A Christmas Story Live!
The much loved film-turned-Broadway musical gets a live airing on Fox.
What would you do if your kid wanted a gun for Christmas? Depending on how you vote, you might either recoil in horror or swell with pride. Children, firearms, and Christmas would occupy a central place in the American psyche even without the perennial influence of A Christmas Story, Jean Shepherd and Bob Clark's holiday movie about an Indiana kid who wants nothing more from Santa than a Red Ryder B.B. gun (which is not exactly an AK-47). That film is ubiquitous this time of year, as acknowledged by pop singer Bebe Rexha in "Count on Christmas," the sugar-rush of an overture to A Christmas Story Live! on Fox. Rexha coyly sings, "There's another movie marathon on TV / Which one could it be?"
For those who have somehow avoided the 24-hour back-to-back airings on both TNT and TBS, A Christmas Story tells the story of nine-year-old Ralphie Parker (Andy Walken), the aforementioned Indiana gun nut. It's December 1940 and he wants that Red Ryder real bad, but his mom (Maya Rudolph), teacher (the hilariously effervescent Jane Krakowski), and Santa himself (a salty David Alan Grier) all respond with the dreaded reproach, "You'll shoot your eye out." He still has hope that his dad (Chris Diamantopoulos) will pull through, given that he's a man who knows something about object fetishism, as evidenced by the garish leg lamp he displays in the front parlor. "I won a major award," he sings about the trinket as he leads a kick line of chorus girls dressed as lamps.

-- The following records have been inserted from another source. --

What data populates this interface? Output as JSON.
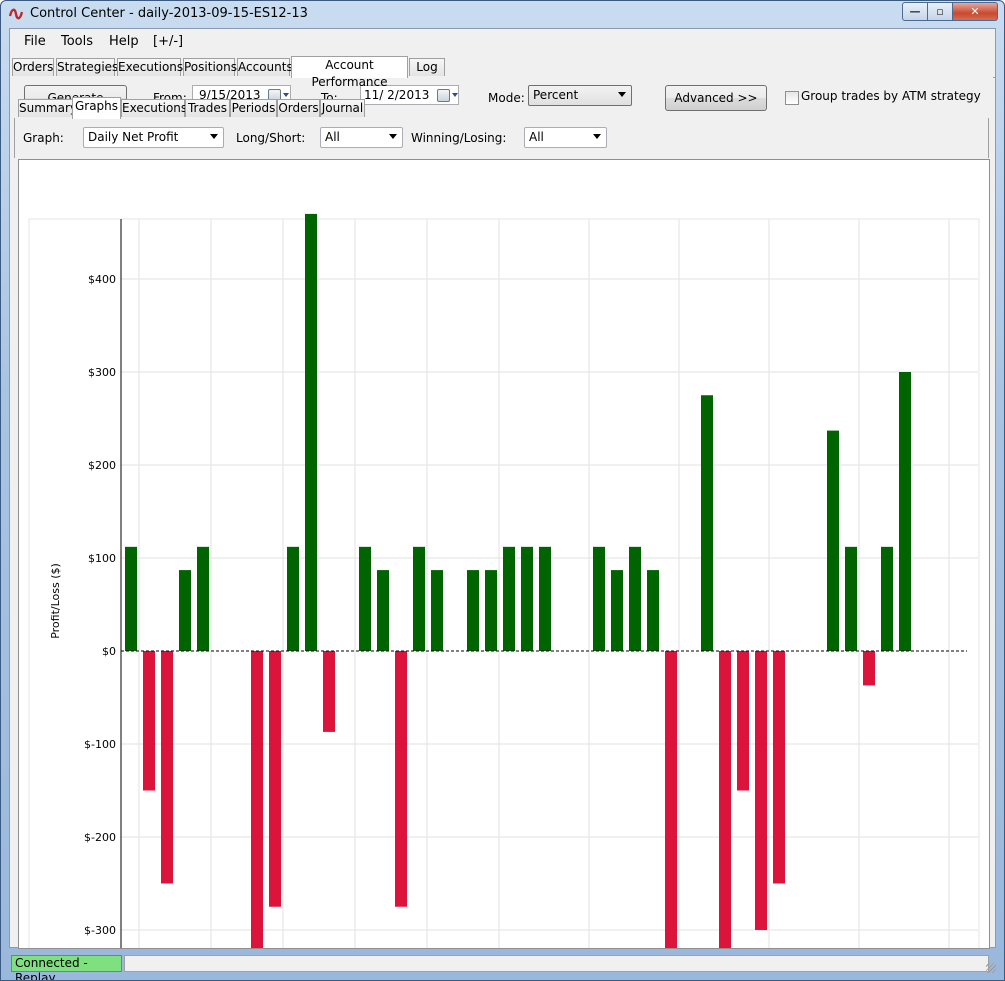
{
  "window": {
    "title": "Control Center - daily-2013-09-15-ES12-13",
    "min_glyph": "—",
    "max_glyph": "▫",
    "close_glyph": "✕"
  },
  "menu": {
    "file": "File",
    "tools": "Tools",
    "help": "Help",
    "toggle": "[+/-]"
  },
  "main_tabs": [
    "Orders",
    "Strategies",
    "Executions",
    "Positions",
    "Accounts",
    "Account Performance",
    "Log"
  ],
  "main_tab_active": "Account Performance",
  "toolbar": {
    "generate_label": "Generate",
    "from_label": "From:",
    "from_value": "9/15/2013",
    "to_label": "To:",
    "to_value": "11/ 2/2013",
    "mode_label": "Mode:",
    "mode_value": "Percent",
    "advanced_label": "Advanced >>",
    "group_label": "Group trades by ATM strategy",
    "group_checked": false
  },
  "sub_tabs": [
    "Summary",
    "Graphs",
    "Executions",
    "Trades",
    "Periods",
    "Orders",
    "Journal"
  ],
  "sub_tab_active": "Graphs",
  "filters": {
    "graph_label": "Graph:",
    "graph_value": "Daily Net Profit",
    "longshort_label": "Long/Short:",
    "longshort_value": "All",
    "winlose_label": "Winning/Losing:",
    "winlose_value": "All"
  },
  "chart_data": {
    "type": "bar",
    "ylabel": "Profit/Loss ($)",
    "xlabel": "",
    "title": "",
    "ylim": [
      -348,
      463
    ],
    "yticks": [
      400,
      300,
      200,
      100,
      0,
      -100,
      -200,
      -300
    ],
    "ytick_labels": [
      "$400",
      "$300",
      "$200",
      "$100",
      "$0",
      "$-100",
      "$-200",
      "$-300"
    ],
    "grid": true,
    "zero_line": "dashed",
    "colors": {
      "positive": "#006400",
      "negative": "#dc143c"
    },
    "values": [
      112,
      -150,
      -250,
      87,
      112,
      null,
      null,
      -350,
      -275,
      112,
      470,
      -87,
      null,
      112,
      87,
      -275,
      112,
      87,
      null,
      87,
      87,
      112,
      112,
      112,
      null,
      null,
      112,
      87,
      112,
      87,
      -325,
      null,
      275,
      -350,
      -150,
      -300,
      -250,
      null,
      null,
      237,
      112,
      -37,
      112,
      300
    ]
  },
  "status": {
    "connection": "Connected - Replay",
    "connection_color": "#7ee07e"
  }
}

As you might have guessed, this isn't a straight adaptation of the 1983 film, but rather, Benj Pasek and Justin Paul's 2012 Broadway musical, a breakout success for this songwriting team that would go on to win the Tony for Dear Evan Hansen. This show doesn't have quite the emotional heft of Hansen, but it does add several toe-tapping showstoppers to a well-known comedy.
Robert Cary and Jonathan Tolins have written a reverent teleplay that preserves most aspects of the original story while watering down elements that might not fly with a 2017 audience: For instance, a scene in a Chinese restaurant replaces an offensive Asian caricature with a surfeit of classism as the restaurant owner (Ken Jeong) trots out a magnificent a cappella quintet to serenade the Parkers during dinner, explaining that the performers are his sons, "all Ivy League."
A Christmas Story joins the ranks of Hairspray as a movie that became a musical that became a live movie-musical. When a property goes through so many iterations, one begins to appreciate the storytelling power of the camera, of which directors Scott Ellis and Alex Rudzinski take full advantage. The good-guy-with-a-gun song, "Ralphie to the Rescue," is presented in handsome black and white, like an old Western. A scene in which Ralphie's teacher writes an effusive letter to his parents about his brilliant composition (about how much he wants the gun) is washed-out, visually creating Ralphie's euphoric delusion.
Set designer Joe Celli has created an Indiana winter wonderland, complete with what looks a lot like real snow. It is especially amazing to see cars from the '30s and '40s drive past the Parkers' front window. William Ivey Long's costumes get the period right and turn out the glitz for multiple fantasy musical sequences. Yes, there is an occasional malfunction, like when a door ornament comes crashing down in one of the kitchen scenes, but this excellent cast of performers always goes on with the show.
S.N.L. veteran Maya Rudolph particularly shines as the beleaguered Mrs. Parker, delivering the song "Just Like That" with simple maternal reassurance. Even a line flub is turned into an opportunity for Mom and Dad to flirt (good save, Diamantopoulos). Unfortunately, Matthew Broderick (who plays the adult Ralphie) has no one in the narrator realm to bail him out of his numerous line fumbles.
At least Broderick looks like a plausible adult version of Walken, whose crazed eyes and manic singing voice perfectly convey Ralphie's desperation. Ana Gasteyer gives a memorable performance as Mrs. Schwartz, the Parkers' Jewish neighbor, and J.J. Batteast (who plays Ralphie's friend Flick) impressively sings with his tongue stuck to a flagpole. Dancing phenomenon Artyon Celestine consistently stands out from the ensemble, leading us to conclude that this kid really ought to be a star.
Through zippy performances and lavish design, A Christmas Story Live! is a fun-filled presentation of a story that was always a little off-putting. Essentially, it's the tale of a bratty kid who behaves terribly and still gets exactly what he wants — a firearm. Perhaps this is a dark commentary on the way we've celebrated the holiday in America, even as far back as 1940, but it doesn't necessarily need to be so: Five Hollywood years and a world war later, George Bailey learns the true meaning of Christmas in a far superior holiday film. Given my three hours back, I would just watch that instead.